Austin Proehl hopes to follow father’s footsteps and win Super Bowl ring with Rams

The last time the Rams won the Super Bowl, wide receiver Ricky Proehl ran across the field, shouting with his hands in the air. Then he bolted behind the St. Louis Rams’ bench near the 20-yard line, where his family waited in the stands.

He hoisted his son Austin on his shoulders.

“I wanted him, Austin, to be a part of it,” Ricky said.

Wearing a too-big Rams jersey and backward Rams cap, Austin joined Ricky for the trophy presentation for Super Bowl XXXIV in 2000 after they defeated the Tennessee Titans at the Georgia Dome. It was Ricky’s way of rewarding his son for the Saturdays he spent cleaning helmets and fixing lockers when his father practiced.

“I was just, like, in heaven … soaking it all in,” Austin said. “I was happy, just didn’t really realize at the time what it all meant, but just knew that I was a part of it.”

Confetti fell like snow, blanketing the field, as 5-year-old Austin joined the celebration with players he had grown close with on the offense dubbed “The Greatest Show on Turf.” He hung out in the locker room with the wide receivers all season. He cleaned Marshall Faulk’s helmet before every game, filling a role as Faulk’s good-luck charm.

Once again, Austin will travel to Atlanta for a Super Bowl, this time as an NFL rookie wide receiver on the Rams’ practice squad, to watch the Rams face the New England Patriots on Feb. 3.


“They’ll beat the Patriots; I’m gonna get on his shoulders,” Ricky said.

This week, Austin is learning to get more physical in his route running, standing in as New England’s Julian Edelman to help the defense prepare.

“So far, he’s done a great job, man,” cornerback Aqib Talib said. “He’s got the same movement as [Edelman] … so he can definitely get us a great look.”
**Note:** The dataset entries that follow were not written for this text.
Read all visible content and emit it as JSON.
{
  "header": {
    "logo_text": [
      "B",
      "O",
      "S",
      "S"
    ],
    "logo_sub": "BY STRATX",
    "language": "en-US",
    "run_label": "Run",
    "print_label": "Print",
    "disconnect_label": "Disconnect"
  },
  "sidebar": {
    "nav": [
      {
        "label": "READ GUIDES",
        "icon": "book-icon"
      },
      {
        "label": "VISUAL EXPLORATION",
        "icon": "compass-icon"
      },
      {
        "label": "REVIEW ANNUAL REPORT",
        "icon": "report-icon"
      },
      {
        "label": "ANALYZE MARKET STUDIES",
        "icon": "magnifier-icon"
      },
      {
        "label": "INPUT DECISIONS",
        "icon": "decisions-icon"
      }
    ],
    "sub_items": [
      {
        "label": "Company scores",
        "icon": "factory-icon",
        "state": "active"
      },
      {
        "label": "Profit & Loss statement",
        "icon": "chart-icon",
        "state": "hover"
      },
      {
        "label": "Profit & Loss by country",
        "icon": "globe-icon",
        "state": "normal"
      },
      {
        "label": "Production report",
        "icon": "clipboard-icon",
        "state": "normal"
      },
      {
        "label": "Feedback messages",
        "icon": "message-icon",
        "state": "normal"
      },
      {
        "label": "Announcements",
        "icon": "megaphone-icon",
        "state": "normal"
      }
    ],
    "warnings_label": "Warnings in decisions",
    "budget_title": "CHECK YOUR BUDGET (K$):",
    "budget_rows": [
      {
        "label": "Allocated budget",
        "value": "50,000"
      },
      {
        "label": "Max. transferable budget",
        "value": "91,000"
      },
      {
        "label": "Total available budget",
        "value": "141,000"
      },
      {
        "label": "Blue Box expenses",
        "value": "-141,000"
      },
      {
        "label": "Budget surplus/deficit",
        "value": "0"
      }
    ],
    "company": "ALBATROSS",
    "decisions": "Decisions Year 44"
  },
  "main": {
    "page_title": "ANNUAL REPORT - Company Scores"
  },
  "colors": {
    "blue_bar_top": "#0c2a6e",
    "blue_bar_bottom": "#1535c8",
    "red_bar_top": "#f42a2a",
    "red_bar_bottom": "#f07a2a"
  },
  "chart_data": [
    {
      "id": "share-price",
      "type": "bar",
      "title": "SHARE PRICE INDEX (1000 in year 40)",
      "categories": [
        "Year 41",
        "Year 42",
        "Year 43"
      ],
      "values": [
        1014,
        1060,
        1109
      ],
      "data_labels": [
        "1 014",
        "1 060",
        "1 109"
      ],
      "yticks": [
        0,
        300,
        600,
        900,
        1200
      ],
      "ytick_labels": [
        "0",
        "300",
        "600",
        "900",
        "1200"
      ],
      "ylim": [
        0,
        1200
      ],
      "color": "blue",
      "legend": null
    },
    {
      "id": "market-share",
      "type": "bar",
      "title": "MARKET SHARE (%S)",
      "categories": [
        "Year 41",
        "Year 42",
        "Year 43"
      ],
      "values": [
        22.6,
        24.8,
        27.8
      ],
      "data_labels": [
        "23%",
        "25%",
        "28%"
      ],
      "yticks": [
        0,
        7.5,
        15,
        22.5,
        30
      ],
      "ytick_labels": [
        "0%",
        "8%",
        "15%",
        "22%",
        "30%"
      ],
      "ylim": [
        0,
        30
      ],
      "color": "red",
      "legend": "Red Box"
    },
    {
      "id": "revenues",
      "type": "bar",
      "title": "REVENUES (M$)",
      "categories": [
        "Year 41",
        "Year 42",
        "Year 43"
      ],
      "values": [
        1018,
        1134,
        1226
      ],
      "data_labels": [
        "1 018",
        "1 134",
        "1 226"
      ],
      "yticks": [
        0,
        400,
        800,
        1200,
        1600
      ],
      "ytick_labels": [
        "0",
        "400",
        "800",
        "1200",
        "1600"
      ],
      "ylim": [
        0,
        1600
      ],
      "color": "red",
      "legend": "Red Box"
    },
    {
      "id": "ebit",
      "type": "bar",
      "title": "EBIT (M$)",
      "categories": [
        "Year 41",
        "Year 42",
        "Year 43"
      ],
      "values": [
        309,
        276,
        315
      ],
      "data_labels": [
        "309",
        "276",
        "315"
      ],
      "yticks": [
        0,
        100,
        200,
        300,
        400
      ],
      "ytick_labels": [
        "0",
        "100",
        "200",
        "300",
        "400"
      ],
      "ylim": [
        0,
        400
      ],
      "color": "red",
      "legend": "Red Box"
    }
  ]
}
When Ricky learned the Rams’ opponent was the Patriots, he said it brought back old nightmares. He has played in four Super Bowls, winning twice, with the Rams and Indianapolis Colts. Both of his losses were against the Patriots, with the Rams and Carolina Panthers.

The first loss came in 2002, when Ricky played for the Rams in Super Bowl XXXVI. He made a game-tying 26-yard touchdown catch with 1:30 to play, only to watch Tom Brady lead the Patriots down the field to set up a game-winning 48-yard field goal by Adam Vinatieri. It was Brady’s first Super Bowl, when he earned his first of four Super Bowl MVP awards.

Austin was there. This time, he waited in his hotel room to greet his father and the rest of the downtrodden Rams. When they returned, he did not bring up the game.

“I think sometimes you remember the ones you lose more than … you remember the ones you win,” Ricky said. “Just because they hurt so bad.”

Ricky is reminded of those losses each year before the Super Bowl, when reruns of games play on TV.

He talks with his son multiple times a day, and Austin considers his father one of his closest friends. In a recent conversation, Ricky gave Austin advice for the Super Bowl — avoid distractions in the days leading up to the game.

“They need to understand it’s a business trip and you’re there for one reason, and that’s to win,” Ricky said. “Because … there’s nothing like losing. It’s the worst feeling in the world.”

So far, Austin said his practice routine has remained similar, but that will change once the team travels to Atlanta. He will warm up on the field, but because practice squad players can’t dress for games he will watch his team face the quarterback who robbed his father of two Super Bowl rings.

Mostly, he wants to relish the moment.

“You look forward to it, but you know, it’s one of those things where you can’t hold your breath, ’cause … it’s very rare,” Austin said. “It’s very hard to get in this game.”

A former North Carolina receiver, Austin was drafted by the Buffalo Bills in the seventh round but was cut Sept. 1. For almost two months, he had no team. He trained with his father in Greensboro, N.C., and attended combines and workouts, waiting for an opportunity. He finally got his chance in late October, when the Rams signed him to the practice squad. He said the team has embraced him since.

The NFL always has been his dream. As a child, Austin looked to the wide receivers on the Rams’ 1999 championship team as role models for how he wanted to play. Now, the work ethic that helped his Rams teammates reach the Super Bowl is shaping his professional career.

“The toughest thing for him is he’s not playing,” Ricky said. “But I think he’s realizing … the experience is still gonna be life changing.”